Sebastian Barry campe admirablement les lieux, à commencer par la ferme de Lige Magan perçue comme un refuge abritant la vulnérabilité de ce petit groupe. Blancs, Noirs et Indiens sont ici des individus qui représentent quelque chose et qui devraient entrer dans les rouages du mot justice pour être défendus. Ici, il n'y a que des êtres humains respectés pour ce qu'ils sont :
- Rosalee, l'ancienne esclave, la mère nourricière, sa précieuse douceur qui se penche sur le corps meurtri de Winona puis sur celui de son frère quelques temps après.
- Tennyson, ses vieilles chansons qui illuminent les soirées de la maisonnée puis s'éteignent avec sa voix après son agression.
- Thomas McNulty qui sort parfois sa robe et se lance dans une danse effrénée.
- Winona qui apporte sa fraîcheur, sa jeunesse, son travail. Elle se souvient de la valeur des siens si grande dans la communauté indienne et moins que poussière pour ce peuple blanc. C'est ainsi que pour John et Thomas, elle est un trésor alors que pour la ville elle n'est Rien. Près d'elle, c'est la richesse « des hommes bons comme des femmes. »
Deux agressions vont-elles réduire à néant cet équilibre ? L'amour et le respect entre ces personnages vont-ils leur survivre lorsque le besoin de vengeance ou de justice (la frontière est si ténue) rôde tout autour de la ferme ?

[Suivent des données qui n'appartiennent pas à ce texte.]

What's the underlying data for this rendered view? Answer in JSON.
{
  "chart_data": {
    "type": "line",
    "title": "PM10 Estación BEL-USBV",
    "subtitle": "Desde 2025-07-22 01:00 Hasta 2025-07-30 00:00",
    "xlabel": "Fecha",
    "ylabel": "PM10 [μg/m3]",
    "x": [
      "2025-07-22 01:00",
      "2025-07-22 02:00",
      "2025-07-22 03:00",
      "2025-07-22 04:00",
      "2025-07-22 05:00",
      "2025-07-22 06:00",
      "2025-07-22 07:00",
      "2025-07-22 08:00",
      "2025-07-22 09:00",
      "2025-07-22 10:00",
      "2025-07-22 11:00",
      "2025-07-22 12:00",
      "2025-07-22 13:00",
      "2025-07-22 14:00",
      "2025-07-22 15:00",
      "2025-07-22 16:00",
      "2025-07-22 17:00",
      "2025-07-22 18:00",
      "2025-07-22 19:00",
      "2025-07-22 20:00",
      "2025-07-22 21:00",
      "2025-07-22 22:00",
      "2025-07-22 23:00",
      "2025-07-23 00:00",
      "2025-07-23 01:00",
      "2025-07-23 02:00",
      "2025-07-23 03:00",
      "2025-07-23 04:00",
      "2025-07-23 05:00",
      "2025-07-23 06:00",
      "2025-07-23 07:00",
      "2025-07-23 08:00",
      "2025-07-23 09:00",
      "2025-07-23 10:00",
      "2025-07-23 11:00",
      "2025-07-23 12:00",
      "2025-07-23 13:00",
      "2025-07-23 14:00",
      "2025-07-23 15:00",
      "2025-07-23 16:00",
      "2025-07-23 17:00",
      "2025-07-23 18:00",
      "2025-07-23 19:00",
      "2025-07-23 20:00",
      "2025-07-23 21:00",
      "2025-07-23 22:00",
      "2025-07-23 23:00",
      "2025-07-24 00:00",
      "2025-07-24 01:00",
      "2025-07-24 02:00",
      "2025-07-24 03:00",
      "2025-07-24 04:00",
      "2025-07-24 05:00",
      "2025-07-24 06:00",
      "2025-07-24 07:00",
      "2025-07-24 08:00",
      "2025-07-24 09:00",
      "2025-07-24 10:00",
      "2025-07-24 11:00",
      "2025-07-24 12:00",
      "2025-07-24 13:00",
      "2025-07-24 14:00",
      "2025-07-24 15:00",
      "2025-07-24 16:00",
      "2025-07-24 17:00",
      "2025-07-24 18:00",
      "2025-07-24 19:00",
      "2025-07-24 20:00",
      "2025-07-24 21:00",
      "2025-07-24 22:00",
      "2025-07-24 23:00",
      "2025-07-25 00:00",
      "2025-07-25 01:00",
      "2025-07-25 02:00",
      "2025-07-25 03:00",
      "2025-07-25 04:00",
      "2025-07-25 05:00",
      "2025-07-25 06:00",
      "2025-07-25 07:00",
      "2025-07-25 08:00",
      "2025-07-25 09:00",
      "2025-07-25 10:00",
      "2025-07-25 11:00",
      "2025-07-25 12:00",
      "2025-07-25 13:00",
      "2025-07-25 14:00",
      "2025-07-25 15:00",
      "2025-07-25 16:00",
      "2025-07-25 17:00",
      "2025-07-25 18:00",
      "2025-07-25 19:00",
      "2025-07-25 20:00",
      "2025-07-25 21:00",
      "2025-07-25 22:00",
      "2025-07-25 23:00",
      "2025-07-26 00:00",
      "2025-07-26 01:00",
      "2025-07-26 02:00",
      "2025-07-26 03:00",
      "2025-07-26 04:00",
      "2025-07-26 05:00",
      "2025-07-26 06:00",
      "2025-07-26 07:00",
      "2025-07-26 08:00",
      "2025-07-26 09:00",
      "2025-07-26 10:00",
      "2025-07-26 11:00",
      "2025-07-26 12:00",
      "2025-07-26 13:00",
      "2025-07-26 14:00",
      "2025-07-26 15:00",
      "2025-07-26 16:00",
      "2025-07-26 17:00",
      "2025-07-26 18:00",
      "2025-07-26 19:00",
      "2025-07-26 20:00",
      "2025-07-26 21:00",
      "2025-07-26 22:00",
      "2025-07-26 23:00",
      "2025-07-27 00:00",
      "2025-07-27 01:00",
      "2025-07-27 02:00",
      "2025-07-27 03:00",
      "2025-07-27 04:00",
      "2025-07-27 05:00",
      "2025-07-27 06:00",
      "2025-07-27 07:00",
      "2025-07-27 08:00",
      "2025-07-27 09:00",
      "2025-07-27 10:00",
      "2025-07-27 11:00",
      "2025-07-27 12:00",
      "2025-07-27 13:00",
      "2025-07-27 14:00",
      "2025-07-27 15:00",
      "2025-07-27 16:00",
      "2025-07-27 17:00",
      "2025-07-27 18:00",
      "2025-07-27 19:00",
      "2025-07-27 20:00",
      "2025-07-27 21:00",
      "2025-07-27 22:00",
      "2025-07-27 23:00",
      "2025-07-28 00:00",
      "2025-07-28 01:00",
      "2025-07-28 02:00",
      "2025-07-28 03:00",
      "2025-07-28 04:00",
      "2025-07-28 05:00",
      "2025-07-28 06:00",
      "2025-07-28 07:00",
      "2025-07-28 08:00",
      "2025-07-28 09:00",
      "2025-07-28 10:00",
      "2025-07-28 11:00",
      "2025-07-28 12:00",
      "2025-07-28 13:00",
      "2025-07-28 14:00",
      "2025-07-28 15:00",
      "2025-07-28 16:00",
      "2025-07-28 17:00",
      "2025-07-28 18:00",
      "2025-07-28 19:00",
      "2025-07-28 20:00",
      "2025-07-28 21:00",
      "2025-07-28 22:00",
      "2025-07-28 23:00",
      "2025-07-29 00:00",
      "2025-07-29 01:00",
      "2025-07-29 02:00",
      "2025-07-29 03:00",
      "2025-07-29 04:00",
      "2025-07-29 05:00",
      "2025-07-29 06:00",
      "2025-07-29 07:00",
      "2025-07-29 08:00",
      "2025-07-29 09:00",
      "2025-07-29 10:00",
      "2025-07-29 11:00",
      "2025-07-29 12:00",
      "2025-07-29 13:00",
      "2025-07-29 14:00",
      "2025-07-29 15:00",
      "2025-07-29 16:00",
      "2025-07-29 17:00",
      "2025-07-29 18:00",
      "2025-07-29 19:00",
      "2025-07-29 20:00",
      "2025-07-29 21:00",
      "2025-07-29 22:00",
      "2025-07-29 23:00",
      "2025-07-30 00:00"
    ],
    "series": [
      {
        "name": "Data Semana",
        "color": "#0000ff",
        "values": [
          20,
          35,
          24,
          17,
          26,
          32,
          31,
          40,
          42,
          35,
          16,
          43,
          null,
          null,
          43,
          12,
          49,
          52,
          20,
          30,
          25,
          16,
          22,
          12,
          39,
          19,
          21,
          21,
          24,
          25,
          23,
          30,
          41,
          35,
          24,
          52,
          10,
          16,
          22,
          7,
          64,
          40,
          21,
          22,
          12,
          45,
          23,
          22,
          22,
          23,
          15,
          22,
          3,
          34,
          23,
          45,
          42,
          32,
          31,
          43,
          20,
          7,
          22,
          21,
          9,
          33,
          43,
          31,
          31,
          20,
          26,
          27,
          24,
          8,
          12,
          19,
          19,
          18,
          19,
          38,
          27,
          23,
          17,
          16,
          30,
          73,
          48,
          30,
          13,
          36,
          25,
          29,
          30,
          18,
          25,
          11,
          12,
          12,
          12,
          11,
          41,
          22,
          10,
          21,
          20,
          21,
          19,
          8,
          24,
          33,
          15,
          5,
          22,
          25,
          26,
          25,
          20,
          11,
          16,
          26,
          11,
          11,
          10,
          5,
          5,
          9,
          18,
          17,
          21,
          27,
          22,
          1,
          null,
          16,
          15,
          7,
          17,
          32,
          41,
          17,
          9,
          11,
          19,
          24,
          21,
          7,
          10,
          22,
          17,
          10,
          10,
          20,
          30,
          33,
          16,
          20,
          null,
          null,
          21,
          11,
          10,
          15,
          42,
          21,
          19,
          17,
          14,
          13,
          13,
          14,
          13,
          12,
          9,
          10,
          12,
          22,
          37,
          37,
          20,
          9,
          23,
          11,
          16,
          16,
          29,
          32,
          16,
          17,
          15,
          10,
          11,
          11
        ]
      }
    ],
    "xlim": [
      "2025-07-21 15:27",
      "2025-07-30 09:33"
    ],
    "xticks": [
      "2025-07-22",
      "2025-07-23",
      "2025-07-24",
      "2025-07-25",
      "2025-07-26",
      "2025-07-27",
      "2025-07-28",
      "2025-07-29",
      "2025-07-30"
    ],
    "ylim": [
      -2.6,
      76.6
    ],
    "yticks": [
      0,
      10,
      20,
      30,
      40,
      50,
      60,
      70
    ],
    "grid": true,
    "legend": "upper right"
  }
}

Les dialogues m'ont un peu étonnée car tous les personnages, et ce sans exception, avalent plus ou moins les mots, un fait retranscrit par de nombreuses apostrophes. Cela donne une connotation rurale qui s'oppose à la richesse de la narration. Toutefois, j'ai vraiment apprécié ce roman qui est un plaidoyer pour la tolérance et le respect de chacun, un cri de justice pour chaque être humain. Je lirais bien les débuts de Winona dans
Des jours sans fin pour retrouver ce dépaysement d'une terre lointaine pleine d'inégalités et ces personnages attachants qui s'efforcent d'y vivre malgré l'hostilité de leurs voisins et de lois si défavorables face à leur couleur ou leur provenance.
Merci aux Editions
Joëlle Losfeld et à Babelio pour cette belle découverte.